A few years ago, state legislatures in Texas, Ohio, and other states responded to a multimillion dollar phony "malpractice crisis" PR campaign hatched by the insurance and medical industry and passed numerous laws restricting the ability of malpractice victims to bring lawsuits (I might add parenthetically that doctors were getting unfairly gouged with escalating malpractice premiums by their own insurance companies due to an "insurance crisis" but the insurance lobby blamed their gouging of doctors on "lawsuits" and they won the lobbying war with state legislatures, hence all this lawsuit or "tort" reform).
Many states shortened the statute of limitation for bringing a medical malpractice claims. They also passed what is known as a statute of repose: an absolute deadline for bringing a malpractice claim (usually 10 years). No exceptions, even if you could not discover something like a foreign object left inside of you until after the 10 year deadline.
The Texas Supreme Court is going to decide whether these strict limits bar these womens' claims even though what happened to them was inexcuseable and they had no way of knowing they were carrying eroding surgical sponges in their abdominal cavities (Ohio's "reforms" are just as punitive as Texas,' although Ohio's statute of repose did make an exception for Ohio foreign object malpractice cases).
So what's the response of Texas hospitals that have filed briefs with the Texas Supreme Court? Here's what the hospital lawyer compassionately (note sarcasm here) pointed out:
I certainly believe this court may decide that ... the Legislature may impose a strict two-year statute of limitations, and 'we're sorry that it may cause problems for a limited number of people, but we believe the legislative intent and public policy (benefits) of the two-year statute outweighs the problems that it might cause."(I wonder if this kind soul would feel differently about the issue if it were his wife or daughter who was carrying a large sponge for eleven years, but I digress..)

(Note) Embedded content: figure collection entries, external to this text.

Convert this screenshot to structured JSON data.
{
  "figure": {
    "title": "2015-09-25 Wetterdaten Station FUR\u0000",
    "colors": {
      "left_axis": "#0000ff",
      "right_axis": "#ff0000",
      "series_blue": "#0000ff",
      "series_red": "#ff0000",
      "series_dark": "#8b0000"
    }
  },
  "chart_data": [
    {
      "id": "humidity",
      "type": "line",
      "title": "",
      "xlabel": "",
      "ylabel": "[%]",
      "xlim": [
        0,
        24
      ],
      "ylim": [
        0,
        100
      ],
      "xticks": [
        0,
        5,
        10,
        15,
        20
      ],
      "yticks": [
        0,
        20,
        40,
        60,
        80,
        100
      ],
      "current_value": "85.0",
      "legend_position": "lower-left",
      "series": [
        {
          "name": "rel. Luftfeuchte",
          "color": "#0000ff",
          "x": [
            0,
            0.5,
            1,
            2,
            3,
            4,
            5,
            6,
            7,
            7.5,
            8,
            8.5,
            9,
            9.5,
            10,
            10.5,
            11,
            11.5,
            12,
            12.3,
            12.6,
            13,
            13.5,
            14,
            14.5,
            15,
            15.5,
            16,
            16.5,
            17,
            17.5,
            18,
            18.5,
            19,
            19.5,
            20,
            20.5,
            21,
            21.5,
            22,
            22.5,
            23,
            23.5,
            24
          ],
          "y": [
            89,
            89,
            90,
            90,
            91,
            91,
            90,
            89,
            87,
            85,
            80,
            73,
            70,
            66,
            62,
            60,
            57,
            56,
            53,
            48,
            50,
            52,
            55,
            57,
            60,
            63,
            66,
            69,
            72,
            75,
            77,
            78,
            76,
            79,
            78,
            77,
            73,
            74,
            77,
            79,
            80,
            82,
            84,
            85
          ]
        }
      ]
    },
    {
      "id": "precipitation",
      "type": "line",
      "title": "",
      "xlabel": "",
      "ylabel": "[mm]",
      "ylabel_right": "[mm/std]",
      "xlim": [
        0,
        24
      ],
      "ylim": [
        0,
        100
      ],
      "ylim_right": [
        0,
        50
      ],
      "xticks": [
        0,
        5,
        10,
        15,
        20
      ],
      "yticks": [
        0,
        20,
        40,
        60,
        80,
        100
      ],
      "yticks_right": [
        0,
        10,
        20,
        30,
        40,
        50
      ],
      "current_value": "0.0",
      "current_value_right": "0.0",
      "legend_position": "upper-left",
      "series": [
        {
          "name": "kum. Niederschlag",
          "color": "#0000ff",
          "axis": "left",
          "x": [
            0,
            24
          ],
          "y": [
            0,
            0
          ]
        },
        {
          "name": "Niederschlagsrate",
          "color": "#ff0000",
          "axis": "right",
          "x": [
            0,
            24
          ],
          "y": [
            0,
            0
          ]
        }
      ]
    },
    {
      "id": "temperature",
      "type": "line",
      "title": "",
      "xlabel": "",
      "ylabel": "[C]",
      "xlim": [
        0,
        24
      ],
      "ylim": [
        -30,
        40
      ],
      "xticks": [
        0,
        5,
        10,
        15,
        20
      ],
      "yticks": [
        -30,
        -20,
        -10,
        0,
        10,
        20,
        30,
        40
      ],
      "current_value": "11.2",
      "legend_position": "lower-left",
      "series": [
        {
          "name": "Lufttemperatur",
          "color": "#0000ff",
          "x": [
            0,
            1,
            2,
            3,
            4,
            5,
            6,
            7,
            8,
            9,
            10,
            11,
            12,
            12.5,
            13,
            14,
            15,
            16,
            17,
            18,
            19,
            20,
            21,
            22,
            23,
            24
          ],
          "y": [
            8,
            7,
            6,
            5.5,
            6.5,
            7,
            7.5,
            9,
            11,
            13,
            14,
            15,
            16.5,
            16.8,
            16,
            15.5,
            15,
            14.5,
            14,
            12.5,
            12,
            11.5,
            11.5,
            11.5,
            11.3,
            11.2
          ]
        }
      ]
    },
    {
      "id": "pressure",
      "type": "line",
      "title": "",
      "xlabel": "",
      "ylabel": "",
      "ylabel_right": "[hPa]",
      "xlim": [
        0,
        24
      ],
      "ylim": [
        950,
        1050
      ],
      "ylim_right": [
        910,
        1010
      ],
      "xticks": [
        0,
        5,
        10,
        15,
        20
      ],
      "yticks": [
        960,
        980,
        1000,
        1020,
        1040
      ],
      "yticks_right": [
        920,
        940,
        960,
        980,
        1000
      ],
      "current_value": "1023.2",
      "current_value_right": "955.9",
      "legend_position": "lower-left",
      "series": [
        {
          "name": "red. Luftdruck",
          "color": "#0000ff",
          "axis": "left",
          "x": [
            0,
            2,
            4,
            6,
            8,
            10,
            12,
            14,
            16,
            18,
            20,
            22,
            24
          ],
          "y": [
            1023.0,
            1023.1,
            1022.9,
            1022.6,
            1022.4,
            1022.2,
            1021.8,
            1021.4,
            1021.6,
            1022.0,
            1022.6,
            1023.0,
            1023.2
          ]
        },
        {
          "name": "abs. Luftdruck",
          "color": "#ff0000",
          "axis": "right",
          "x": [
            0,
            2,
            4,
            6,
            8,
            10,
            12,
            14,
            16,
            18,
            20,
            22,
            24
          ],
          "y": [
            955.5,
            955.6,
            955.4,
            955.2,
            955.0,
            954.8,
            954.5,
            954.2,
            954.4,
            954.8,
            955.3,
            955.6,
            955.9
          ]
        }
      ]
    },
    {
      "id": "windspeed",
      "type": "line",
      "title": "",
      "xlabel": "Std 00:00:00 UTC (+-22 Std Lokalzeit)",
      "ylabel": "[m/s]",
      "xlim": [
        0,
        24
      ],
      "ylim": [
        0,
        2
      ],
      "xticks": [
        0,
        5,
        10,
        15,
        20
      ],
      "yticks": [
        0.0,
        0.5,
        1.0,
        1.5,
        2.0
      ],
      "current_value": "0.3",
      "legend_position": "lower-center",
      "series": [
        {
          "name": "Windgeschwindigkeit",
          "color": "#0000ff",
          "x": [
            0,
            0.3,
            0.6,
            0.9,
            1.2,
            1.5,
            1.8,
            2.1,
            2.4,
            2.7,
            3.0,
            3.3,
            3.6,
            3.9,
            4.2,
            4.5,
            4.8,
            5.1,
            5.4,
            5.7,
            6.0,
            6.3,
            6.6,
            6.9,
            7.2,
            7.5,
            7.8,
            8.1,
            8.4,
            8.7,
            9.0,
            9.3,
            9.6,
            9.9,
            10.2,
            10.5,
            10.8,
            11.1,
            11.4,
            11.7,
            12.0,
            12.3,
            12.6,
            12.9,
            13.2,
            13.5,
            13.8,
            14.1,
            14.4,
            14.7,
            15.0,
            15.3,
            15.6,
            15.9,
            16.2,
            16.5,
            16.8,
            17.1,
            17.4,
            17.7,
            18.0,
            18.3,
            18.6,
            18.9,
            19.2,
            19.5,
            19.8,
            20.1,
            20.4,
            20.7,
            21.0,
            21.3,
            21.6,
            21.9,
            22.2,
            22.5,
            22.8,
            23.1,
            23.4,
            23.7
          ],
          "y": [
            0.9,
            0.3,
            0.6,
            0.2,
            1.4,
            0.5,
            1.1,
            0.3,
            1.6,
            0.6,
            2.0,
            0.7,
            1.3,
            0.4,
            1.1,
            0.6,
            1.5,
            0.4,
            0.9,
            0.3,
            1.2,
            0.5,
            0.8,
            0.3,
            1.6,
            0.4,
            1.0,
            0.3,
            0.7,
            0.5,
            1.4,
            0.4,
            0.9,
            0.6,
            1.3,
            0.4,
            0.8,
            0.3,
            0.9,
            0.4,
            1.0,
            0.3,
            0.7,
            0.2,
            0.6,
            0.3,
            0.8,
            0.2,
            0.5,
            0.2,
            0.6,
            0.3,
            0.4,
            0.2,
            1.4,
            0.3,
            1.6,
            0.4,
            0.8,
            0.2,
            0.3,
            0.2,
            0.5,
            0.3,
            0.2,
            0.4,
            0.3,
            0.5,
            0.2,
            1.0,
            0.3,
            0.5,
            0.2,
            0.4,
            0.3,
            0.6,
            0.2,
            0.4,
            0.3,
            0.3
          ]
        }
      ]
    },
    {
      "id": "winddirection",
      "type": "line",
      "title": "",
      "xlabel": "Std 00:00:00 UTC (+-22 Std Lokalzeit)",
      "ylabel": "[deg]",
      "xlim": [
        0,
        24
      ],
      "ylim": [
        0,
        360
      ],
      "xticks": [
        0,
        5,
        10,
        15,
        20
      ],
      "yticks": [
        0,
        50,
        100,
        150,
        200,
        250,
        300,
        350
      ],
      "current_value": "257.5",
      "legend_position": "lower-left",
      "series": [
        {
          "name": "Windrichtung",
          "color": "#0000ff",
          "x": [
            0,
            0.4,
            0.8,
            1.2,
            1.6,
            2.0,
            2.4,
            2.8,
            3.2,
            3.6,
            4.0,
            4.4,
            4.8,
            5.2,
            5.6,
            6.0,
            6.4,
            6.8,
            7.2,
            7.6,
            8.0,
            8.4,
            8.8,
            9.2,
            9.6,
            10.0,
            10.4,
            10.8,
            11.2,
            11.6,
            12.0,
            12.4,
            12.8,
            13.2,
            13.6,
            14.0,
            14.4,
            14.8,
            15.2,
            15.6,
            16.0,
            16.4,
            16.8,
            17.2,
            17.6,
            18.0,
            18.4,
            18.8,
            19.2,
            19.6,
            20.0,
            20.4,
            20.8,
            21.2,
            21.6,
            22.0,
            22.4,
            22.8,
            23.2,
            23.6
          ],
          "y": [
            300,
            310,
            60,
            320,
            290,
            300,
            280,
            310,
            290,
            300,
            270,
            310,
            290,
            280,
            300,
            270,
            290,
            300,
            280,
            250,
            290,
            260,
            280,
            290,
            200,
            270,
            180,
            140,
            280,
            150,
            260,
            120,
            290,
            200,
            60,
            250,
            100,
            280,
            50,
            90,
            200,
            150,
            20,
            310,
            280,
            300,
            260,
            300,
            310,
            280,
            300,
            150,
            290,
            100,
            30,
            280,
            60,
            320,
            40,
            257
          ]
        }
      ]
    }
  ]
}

So there you have the official position of the medical profession in cases of obvious medical malpractice. We screwed up, but an deadline is necessary and we're sorry there will be victims left on the side of the road, but these laws are good for the people of Texas. Or Ohio. Or wherever else tort reform has been passed.
The hue and cry of politicians and a misinformed public is that "We need to get tough on these medical malpractice lawsuits." Well, you're getting your wish. And this is the byproduct of it all. So much for accountability and "personal responsibility."